The trick now is determining if Mike Pouncey is identical to his brother on an NFL playing field.
If he is, if the pedigree is the same as Maurkice Pouncey, some NFL team will have another star on their hands. Maybe it will be the Steelers.
"I'm not X-ing them out," Mike Pouncey said. "I hope they do [take me]."
There is one drawback if they do, though.
Always in competition with his twin, Mike Pouncey said he wants to be drafted higher than his brother, who was selected by the Steelers with the 18th overall pick in the 2010 draft.
And the Steelers have the 31st pick in the 2011 draft.
"I got to be drafted higher than Maurkice -- 18th or better," Mike said.
Asked why, he said, "I'd never hear the end of it."
After playing right guard alongside his brother for three seasons, Mike Pouncey moved to center for his final season at the University of Florida. Now he has arrived at the NFL Scouting Combine as probably the highest-rated interior lineman in the 2011 draft.

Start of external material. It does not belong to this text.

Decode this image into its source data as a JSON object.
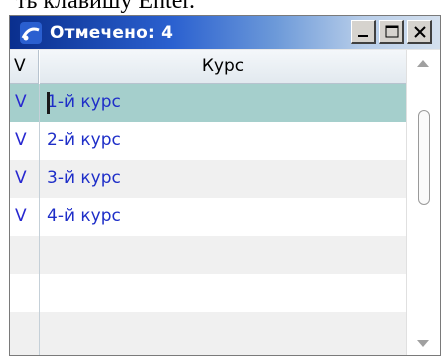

It remains to be seen, though, if he will be drafted higher than his brother, who was the highest center drafted since the New England Patriots took Damien Woody (now a tackle) with the 17th overall pick in the 1999 draft
And it remains to be seen if Mike Pouncey can match the rookie season turned in by his brother, who started every game but Super Bowl XLV for the Steelers, quickly emerged as their best offensive lineman and was named to the AFC Pro Bowl team.
"He really did the same thing he did in college," Mike Pouncey said Friday on the second day of the Combine at Lucas Oil Stadium. "He was dominant in college and he played great in the NFL."
"It only shows what both of us can do. I think it can only help, but they're not going to draft me because he played good."
No, teams are going to draft Mike Pouncey because he exhibits many of the same playing characteristics as his brother, including his ability to get to the second tier and block in the open field.
"I think I block in the open field better," Mike Pouncey said. "We're the same player, but I had an extra year to show my versatility and it helped me out tremendously.
"Some of the teams even said I look better."
Mike Pouncey said he is prepared to work at guard and center for NFL coaches and general managers at the combine, but his preference is to play center, like his brother.
But he said he is also aware the Steelers might be searching for a guard after having three different starters at right guard in the 2010 season. They finally settled on Ramon Foster, a former rookie free agent who started the final 10 games, including postseason.
The turnover has fostered speculation that Mike Pouncey would make a good running mate with his brother on the Steelers offensive line, even though the Steelers do not expect him to be available when they pick at No. 31.
That would be just wonderful for both Pounceys, who were college roommates and took the same classes at Florida and who were never separated until Maurkice opted to enter the NFL draft last year after his junior season.
"It would be nice," Mike Pouncey said. "But I'm not hoping for anything because when you hope for stuff, it never happens.
"We talked about the chances [of playing together again], but it's not looking too good. But, there's free agency in the NFL, so you never know."
Then he added, "But, like I said, they got the 31st pick and I got to go before 18."